Machine Intelligence-Driven Anomaly Detection
Machine learning—the science of getting computers to take thoughtful action without explicit programming—is the basis of Machine Intelligence-Driven Anomaly Detection, which is the core capability in Avik Partner’s Grok APM product, according to Casey Kindiger, veteran enterprise software solutions provider, IT automation expert, and founder of Avik Partners.
“Thoughtful action means using the type of faculties that a human being would use to make a decision and to take an action,” says Kindiger, who has more than a decade of experience in designing and developing process automation solutions for companies such as JP Morgan Chase, T-Mobile, and Allstate Insurance. Grok learns from your dev and ops environments and takes thoughtful action to detect anomalies, all in the service of Application Performance Management.
Grok works by analyzing real-time performance data from apps and infrastructure, looking for behavioral bumps in an otherwise smoothly-paved DevOps highway of deployed services and underlying infrastructure.
Grok’s Pre-Event Inferences
“Grok uses common statistical techniques to learn a pattern over a selected period of time in order to build a dynamic threshold of the continuously changing underlying patterns,” says Kindiger. In this way, Grok can establish a sort of dynamic baseline from very noisy patterns, which is something that would typically take a number of person hours of involved statistical and predictive analytics to accomplish.
Grok’s machine intelligence leverages the ability to make inferences based on this dynamic baseline information like a human being would in order to reason out a logical conclusion. Grok does this to detect the slightest of anomalies based on the difference between what reasonably should have happened and what actually did happen. Using this approach, Grok detects subtle patterns of significance in streaming data despite the fact that the data has patterns that are continuously in flux.
But rather than detect when something has gone wrong at a point in time, which is not scalable or sustainable, Grok looks for minute patterns that appear well in advance of any issue that you would normally consider looking at with traditional APM mechanisms, explains Kindiger. Rather than send alerts based on threshold-based exceptions, Grok makes a prediction on what the next data point or the next series of data points will be and then looks at deviations from those predictions, considering whether to flag those as anomalies, according to Kindiger.
Currently, Grok is particularly tuned to analyze streaming data and is, according to Kindiger, data-point agnostic. “We don’t need to teach the system what the context of a particular data point is. The system learns the context of the data over time and the subtle nuances of the pattern that produces over time, and creates the model based on that,” says Kindiger.
Watch Out for That Initial Two Week Delay
If Grok does everything that Avik Partners’ Kindiger hypes that it will, DevOps teams will soon be able to catch and act on infrastructure issues before they grow big enough for end-users to notice.

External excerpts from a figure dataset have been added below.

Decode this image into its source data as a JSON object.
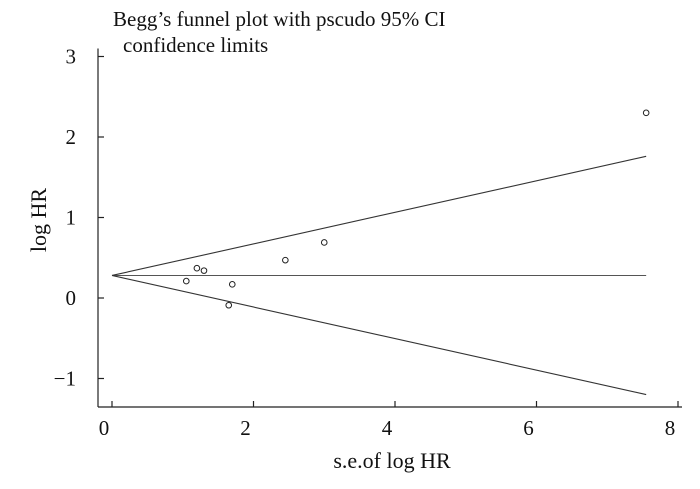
{
  "chart_data": {
    "type": "scatter",
    "title_line1": "Begg’s funnel plot with pscudo 95% CI",
    "title_line2": "confidence limits",
    "xlabel": "s.e.of log HR",
    "ylabel": "log HR",
    "xlim": [
      0,
      8
    ],
    "ylim": [
      -1.35,
      3.1
    ],
    "xticks": [
      0,
      2,
      4,
      6,
      8
    ],
    "yticks": [
      -1,
      0,
      1,
      2,
      3
    ],
    "xtick_labels": [
      "0",
      "2",
      "4",
      "6",
      "8"
    ],
    "ytick_labels": [
      "−1",
      "0",
      "1",
      "2",
      "3"
    ],
    "grid": false,
    "pooled_estimate": 0.28,
    "x_max_line": 7.55,
    "points": [
      {
        "x": 1.05,
        "y": 0.21
      },
      {
        "x": 1.2,
        "y": 0.37
      },
      {
        "x": 1.3,
        "y": 0.34
      },
      {
        "x": 1.65,
        "y": -0.09
      },
      {
        "x": 1.7,
        "y": 0.17
      },
      {
        "x": 2.45,
        "y": 0.47
      },
      {
        "x": 3.0,
        "y": 0.69
      },
      {
        "x": 7.55,
        "y": 2.3
      }
    ]
  }
}
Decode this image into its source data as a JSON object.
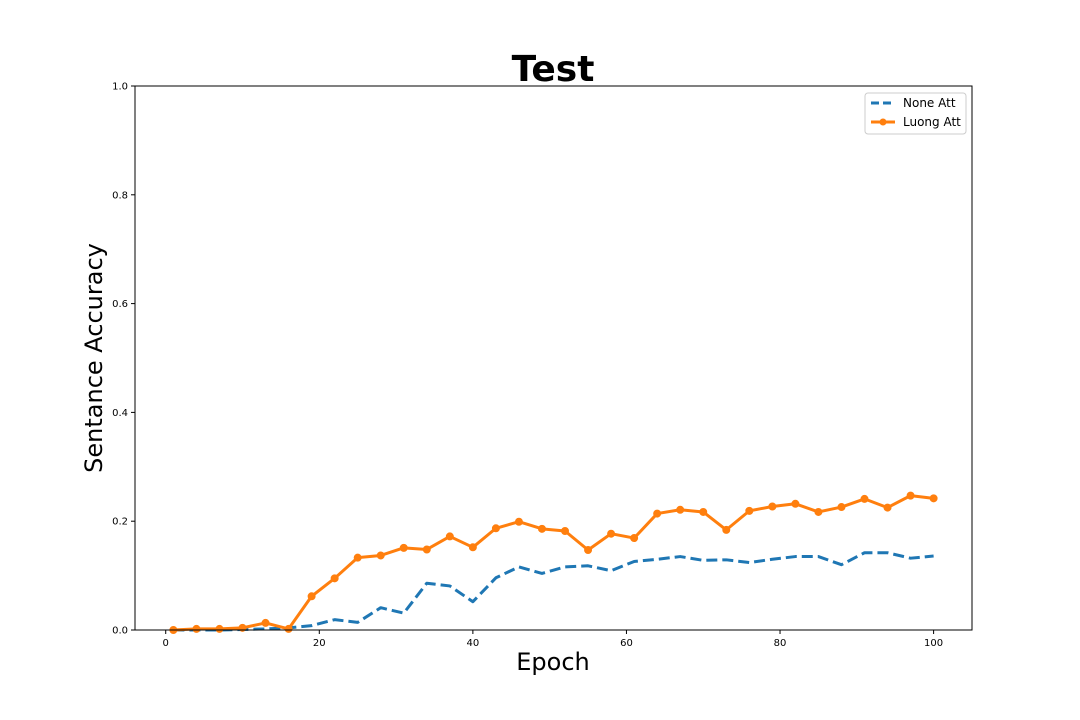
{
  "chart_data": {
    "type": "line",
    "title": "Test",
    "xlabel": "Epoch",
    "ylabel": "Sentance Accuracy",
    "xlim": [
      -4,
      105
    ],
    "ylim": [
      0.0,
      1.0
    ],
    "xticks": [
      0,
      20,
      40,
      60,
      80,
      100
    ],
    "xtick_labels": [
      "0",
      "20",
      "40",
      "60",
      "80",
      "100"
    ],
    "yticks": [
      0.0,
      0.2,
      0.4,
      0.6,
      0.8,
      1.0
    ],
    "ytick_labels": [
      "0.0",
      "0.2",
      "0.4",
      "0.6",
      "0.8",
      "1.0"
    ],
    "grid": false,
    "legend_position": "top-right",
    "x": [
      1,
      4,
      7,
      10,
      13,
      16,
      19,
      22,
      25,
      28,
      31,
      34,
      37,
      40,
      43,
      46,
      49,
      52,
      55,
      58,
      61,
      64,
      67,
      70,
      73,
      76,
      79,
      82,
      85,
      88,
      91,
      94,
      97,
      100
    ],
    "series": [
      {
        "name": "None Att",
        "color": "#1f77b4",
        "style": "dashed",
        "marker": "none",
        "values": [
          0.0,
          0.0,
          0.0,
          0.001,
          0.002,
          0.004,
          0.008,
          0.019,
          0.014,
          0.041,
          0.031,
          0.086,
          0.081,
          0.052,
          0.096,
          0.116,
          0.104,
          0.116,
          0.118,
          0.109,
          0.126,
          0.13,
          0.135,
          0.128,
          0.129,
          0.124,
          0.13,
          0.135,
          0.135,
          0.12,
          0.142,
          0.142,
          0.132,
          0.136
        ]
      },
      {
        "name": "Luong Att",
        "color": "#ff7f0e",
        "style": "solid",
        "marker": "circle",
        "values": [
          0.0,
          0.002,
          0.002,
          0.004,
          0.013,
          0.002,
          0.062,
          0.095,
          0.133,
          0.137,
          0.151,
          0.148,
          0.172,
          0.152,
          0.187,
          0.199,
          0.186,
          0.182,
          0.147,
          0.177,
          0.169,
          0.214,
          0.221,
          0.217,
          0.184,
          0.219,
          0.227,
          0.232,
          0.217,
          0.226,
          0.241,
          0.225,
          0.247,
          0.242
        ]
      }
    ]
  }
}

But Grok does have one wrinkle in its APM armor: it takes time for it to really learn a new customer system and get good at detection. Let’s assume that Grok’s machine learning causes it to get better at detecting anomalies in a given set of infrastructure over time. That means that there’s a point, at the beginning, given a brand new customer when Grok only starts to learn. At that point, Grok isn’t very good at knowing what’s anomalous compared to what’s normal for that infrastructure because Grok has no foundation for that particular system.
“Grok will take some time to learn the nuances of when to escalate an issue. We’ve learned from experimentation that it gets pretty good after ingesting two weeks’ worth of data,” says Kindiger. Because Avik Partners initially targeted AWS, it has taken two weeks of CloudWatch data and fed that to Grok to provide it with some backdrop so that when Grok goes live, it won’t be learning this environment entirely anew.